Last Thursday was a half-day for students because we had Open House in the evening. I decided it was a good day for my geometry students to do some paper folding. I gave each student about 5 sheets of hamburger patty paper and these instructions:

**Task 1**: construct (by folding) a square that is 1/4 the area of the original square.

Big deal. Everyone got it, except Daniel, but he didn’t follow instructions, he constructed a rectangle with 1/4 the area. The kids jokingly gave him a hard time. I reminded the class that Daniel’s left arm was still in a cast, thus squares and rectangles were the same to him.

**Task 2**: construct a triangle that has 1/4 the area of the original square.

Again, no problems. Everyone folded the same way.

**Task 3**: construct another triangle, still 1/4 the area of the original, but this triangle may not be congruent to the one you created in Task 2.

Some time passed, but not too long before Slater got it, Zach did too, they shared with the class.

**Task 4**: construct a square that is 1/2 the area of the original square.

Easy-peasy-lemon-squeezy.

**Task 5**: construct a square that is 1/2 the area of the original square — so same instruction as Task 4 — however, it must be “oriented differently.”

And then I went to sit down, put my feet up (okay, figuratively speaking only), drank some water, and peacefully watched as my students slowly but surely mangled up their papers trying to create this square. They asked for more paper. I gave them more paper.

Austin: What do you mean “oriented differently”?

Me: Its orientation is different.

A: That didn’t help…

M: I’m not here to help you. Not today.

Zach, waving his folded paper above his head and proceeded to walk up to me: Oh, I got it!

M: No, you don’t got it. Sit down.

Josh: I got it!!

M: No you don’t.

J: But you didn’t even look at my paper.

M, pretending to look: There, I looked.

I watched with satisfaction as everyone struggled with Task 5.

The kids know I live for moments like this. They are stuck, and they have to think really hard.

Even Slater, a self-proclaimed math prodigy (who since then had elevated himself to just “academic prodigy”) was quiet and using his pencil to do some calculations on paper. Even Bobby — who once claimed that he and Slater should get the same IQ score if put to the test — sat quietly, arms to his sides staring at the patty paper.

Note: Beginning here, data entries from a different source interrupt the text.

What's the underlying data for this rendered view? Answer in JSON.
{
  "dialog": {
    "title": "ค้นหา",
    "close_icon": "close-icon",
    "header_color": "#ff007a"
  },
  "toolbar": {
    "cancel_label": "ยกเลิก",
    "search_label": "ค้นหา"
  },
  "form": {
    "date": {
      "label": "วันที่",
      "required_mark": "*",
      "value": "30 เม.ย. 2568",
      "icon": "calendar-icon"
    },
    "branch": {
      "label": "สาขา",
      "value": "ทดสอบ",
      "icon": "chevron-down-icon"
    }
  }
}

The bell rang. I told them to work on it for homework, and the hint was “right triangle.”

Alex: Someone will look it up online, Mrs. Nguyen.

Me: That’s their loss.

We did Task 5 together the next day. The smiles returned to their faces. I love teaching.

[Updated 03/26/12]

I got this activity from a workshop. At bottom of worksheet:

© 2008 by Education Development Center, Inc. from The Fostering Geometric Thinking Toolkit. Portsmouth, NH. Heinemann

## 7 Comments

Is Task 5 kind of a trick question because a square cannot be “oriented” differently?

Tom, you can orient it, btw. But true, how do you do task 5? Also, how do you do task 3?

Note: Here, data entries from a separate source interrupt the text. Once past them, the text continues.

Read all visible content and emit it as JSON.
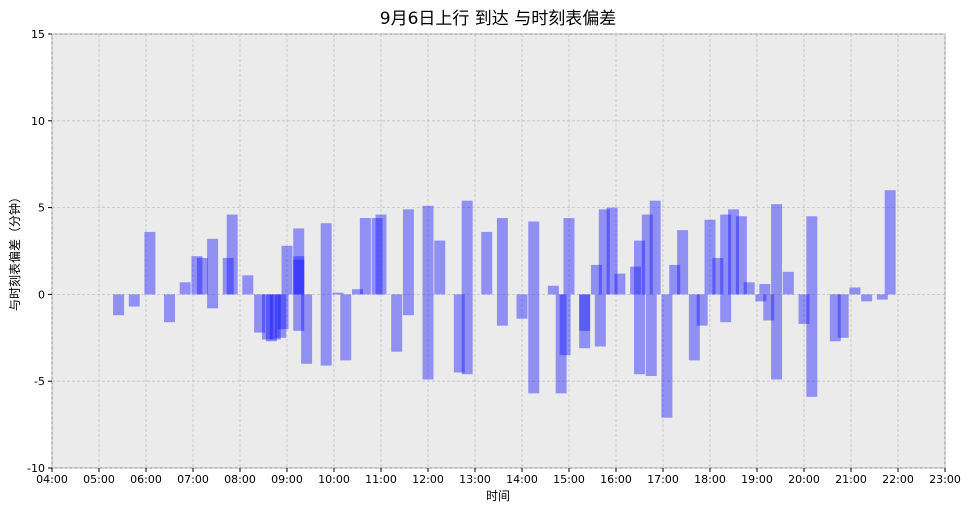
{
  "chart_data": {
    "type": "bar",
    "title": "9月6日上行 到达 与时刻表偏差",
    "xlabel": "时间",
    "ylabel": "与时刻表偏差（分钟）",
    "xlim": [
      "04:00",
      "23:00"
    ],
    "ylim": [
      -10,
      15
    ],
    "x_ticks": [
      "04:00",
      "05:00",
      "06:00",
      "07:00",
      "08:00",
      "09:00",
      "10:00",
      "11:00",
      "12:00",
      "13:00",
      "14:00",
      "15:00",
      "16:00",
      "17:00",
      "18:00",
      "19:00",
      "20:00",
      "21:00",
      "22:00",
      "23:00"
    ],
    "y_ticks": [
      -10,
      -5,
      0,
      5,
      10,
      15
    ],
    "grid": true,
    "bar_width_minutes": 14,
    "bar_color": "#1414ff",
    "bars": [
      {
        "x": "05:25",
        "y": -1.2
      },
      {
        "x": "05:45",
        "y": -0.7
      },
      {
        "x": "06:05",
        "y": 3.6
      },
      {
        "x": "06:30",
        "y": -1.6
      },
      {
        "x": "06:50",
        "y": 0.7
      },
      {
        "x": "07:05",
        "y": 2.2
      },
      {
        "x": "07:12",
        "y": 2.1
      },
      {
        "x": "07:25",
        "y": -0.8
      },
      {
        "x": "07:25",
        "y": 3.2
      },
      {
        "x": "07:45",
        "y": 2.1
      },
      {
        "x": "07:50",
        "y": 4.6
      },
      {
        "x": "08:10",
        "y": 1.1
      },
      {
        "x": "08:25",
        "y": -2.2
      },
      {
        "x": "08:35",
        "y": -2.6
      },
      {
        "x": "08:40",
        "y": -2.7
      },
      {
        "x": "08:45",
        "y": -2.6
      },
      {
        "x": "08:52",
        "y": -2.5
      },
      {
        "x": "08:55",
        "y": -2.0
      },
      {
        "x": "09:00",
        "y": 2.8
      },
      {
        "x": "09:15",
        "y": 2.2
      },
      {
        "x": "09:15",
        "y": 2.0
      },
      {
        "x": "09:15",
        "y": 3.8
      },
      {
        "x": "09:15",
        "y": -2.1
      },
      {
        "x": "09:25",
        "y": -4.0
      },
      {
        "x": "09:50",
        "y": -4.1
      },
      {
        "x": "09:50",
        "y": 4.1
      },
      {
        "x": "10:05",
        "y": 0.1
      },
      {
        "x": "10:15",
        "y": -3.8
      },
      {
        "x": "10:30",
        "y": 0.3
      },
      {
        "x": "10:40",
        "y": 4.4
      },
      {
        "x": "10:55",
        "y": 4.4
      },
      {
        "x": "11:00",
        "y": 4.6
      },
      {
        "x": "11:20",
        "y": -3.3
      },
      {
        "x": "11:35",
        "y": -1.2
      },
      {
        "x": "11:35",
        "y": 4.9
      },
      {
        "x": "12:00",
        "y": 5.1
      },
      {
        "x": "12:00",
        "y": -4.9
      },
      {
        "x": "12:15",
        "y": 3.1
      },
      {
        "x": "12:40",
        "y": -4.5
      },
      {
        "x": "12:50",
        "y": -4.6
      },
      {
        "x": "12:50",
        "y": 5.4
      },
      {
        "x": "13:15",
        "y": 3.6
      },
      {
        "x": "13:35",
        "y": -1.8
      },
      {
        "x": "13:35",
        "y": 4.4
      },
      {
        "x": "14:00",
        "y": -1.4
      },
      {
        "x": "14:15",
        "y": -5.7
      },
      {
        "x": "14:15",
        "y": 4.2
      },
      {
        "x": "14:40",
        "y": 0.5
      },
      {
        "x": "14:50",
        "y": -5.7
      },
      {
        "x": "14:55",
        "y": -3.5
      },
      {
        "x": "15:00",
        "y": 4.4
      },
      {
        "x": "15:20",
        "y": -3.1
      },
      {
        "x": "15:20",
        "y": -2.1
      },
      {
        "x": "15:35",
        "y": 1.7
      },
      {
        "x": "15:40",
        "y": -3.0
      },
      {
        "x": "15:45",
        "y": 4.9
      },
      {
        "x": "15:55",
        "y": 5.0
      },
      {
        "x": "16:05",
        "y": 1.2
      },
      {
        "x": "16:25",
        "y": 1.6
      },
      {
        "x": "16:30",
        "y": -4.6
      },
      {
        "x": "16:30",
        "y": 3.1
      },
      {
        "x": "16:40",
        "y": 4.6
      },
      {
        "x": "16:45",
        "y": -4.7
      },
      {
        "x": "16:50",
        "y": 5.4
      },
      {
        "x": "17:05",
        "y": -7.1
      },
      {
        "x": "17:15",
        "y": 1.7
      },
      {
        "x": "17:25",
        "y": 3.7
      },
      {
        "x": "17:40",
        "y": -3.8
      },
      {
        "x": "17:50",
        "y": -1.8
      },
      {
        "x": "18:00",
        "y": 4.3
      },
      {
        "x": "18:10",
        "y": 2.1
      },
      {
        "x": "18:20",
        "y": 4.6
      },
      {
        "x": "18:20",
        "y": -1.6
      },
      {
        "x": "18:30",
        "y": 4.9
      },
      {
        "x": "18:40",
        "y": 4.5
      },
      {
        "x": "18:50",
        "y": 0.7
      },
      {
        "x": "19:05",
        "y": -0.4
      },
      {
        "x": "19:10",
        "y": 0.6
      },
      {
        "x": "19:15",
        "y": -1.5
      },
      {
        "x": "19:25",
        "y": 5.2
      },
      {
        "x": "19:25",
        "y": -4.9
      },
      {
        "x": "19:40",
        "y": 1.3
      },
      {
        "x": "20:00",
        "y": -1.7
      },
      {
        "x": "20:10",
        "y": 4.5
      },
      {
        "x": "20:10",
        "y": -5.9
      },
      {
        "x": "20:40",
        "y": -2.7
      },
      {
        "x": "20:50",
        "y": -2.5
      },
      {
        "x": "21:05",
        "y": 0.4
      },
      {
        "x": "21:20",
        "y": -0.4
      },
      {
        "x": "21:40",
        "y": -0.3
      },
      {
        "x": "21:50",
        "y": 6.0
      }
    ]
  }
}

I am thoroughly convinced by looking at your picture that you and your class have not solved #5, as your squares are not 50% of the original square’s area. You have folded in 7/16ths, leaving a square which is 9/16th the original size.

How do you do number three? I cannot figure it out.

How do you do number three? I cannot figure it out, and I have worked on it for about an hour.

Half the original base and same height. Doesn’t matter how it looks other than that!

Great post. I was wondering where you go from here. How can you use this lesson to lead into your next challenge/lesson. What grade level were you teaching?